Failures and Successes of Cross-Validation for Early-Stopped Gradient Descent
This addresses the problem of reliable model evaluation and uncertainty quantification for practitioners using early-stopped gradient descent in high-dimensional settings, offering a rigorous theoretical foundation for cross-validation choices.
The paper analyzes cross-validation methods for early-stopped gradient descent in high-dimensional regression, proving that generalized cross-validation is inconsistent for risk estimation while leave-one-out cross-validation converges uniformly to the prediction risk, enabling consistent estimators for error distributions and prediction intervals with correct coverage.

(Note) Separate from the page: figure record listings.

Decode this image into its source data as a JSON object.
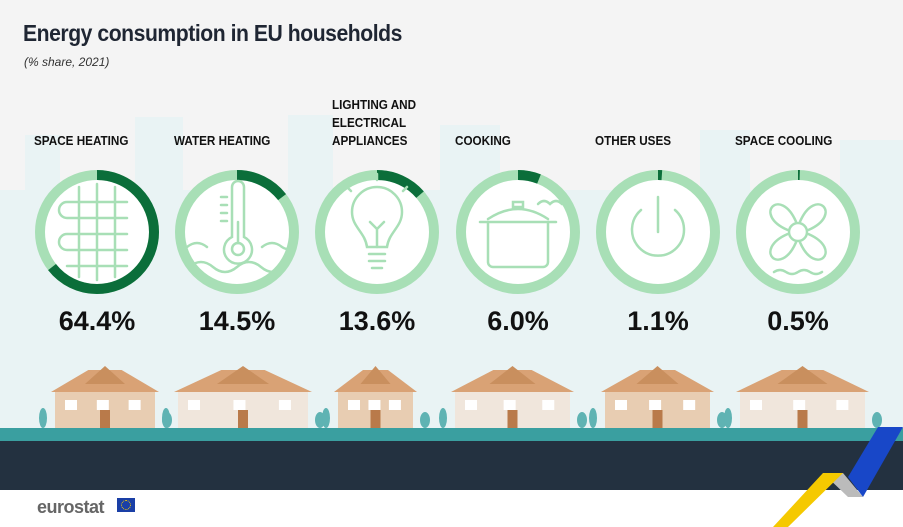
{
  "title": "Energy consumption in EU households",
  "subtitle": "(% share, 2021)",
  "brand": "eurostat",
  "colors": {
    "share": "#0b6e3a",
    "remainder": "#a8dfb6",
    "ground": "#3a9fa0",
    "band": "#233140",
    "house": "#d9a275"
  },
  "chart_data": {
    "type": "pie",
    "title": "Energy consumption in EU households",
    "subtitle": "(% share, 2021)",
    "categories": [
      "SPACE HEATING",
      "WATER HEATING",
      "LIGHTING AND ELECTRICAL APPLIANCES",
      "COOKING",
      "OTHER USES",
      "SPACE COOLING"
    ],
    "values": [
      64.4,
      14.5,
      13.6,
      6.0,
      1.1,
      0.5
    ],
    "labels": [
      "64.4%",
      "14.5%",
      "13.6%",
      "6.0%",
      "1.1%",
      "0.5%"
    ],
    "icons": [
      "radiator-icon",
      "thermometer-icon",
      "lightbulb-icon",
      "cooking-pot-icon",
      "power-icon",
      "fan-icon"
    ]
  }
}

We analyze the statistical properties of generalized cross-validation (GCV) and leave-one-out cross-validation (LOOCV) applied to early-stopped gradient descent (GD) in high-dimensional least squares regression. We prove that GCV is generically inconsistent as an estimator of the prediction risk of early-stopped GD, even for a well-specified linear model with isotropic features. In contrast, we show that LOOCV converges uniformly along the GD trajectory to the prediction risk. Our theory requires only mild assumptions on the data distribution and does not require the underlying regression function to be linear. Furthermore, by leveraging the individual LOOCV errors, we construct consistent estimators for the entire prediction error distribution along the GD trajectory and consistent estimators for a wide class of error functionals. This in particular enables the construction of pathwise prediction intervals based on GD iterates that have asymptotically correct nominal coverage conditional on the training data.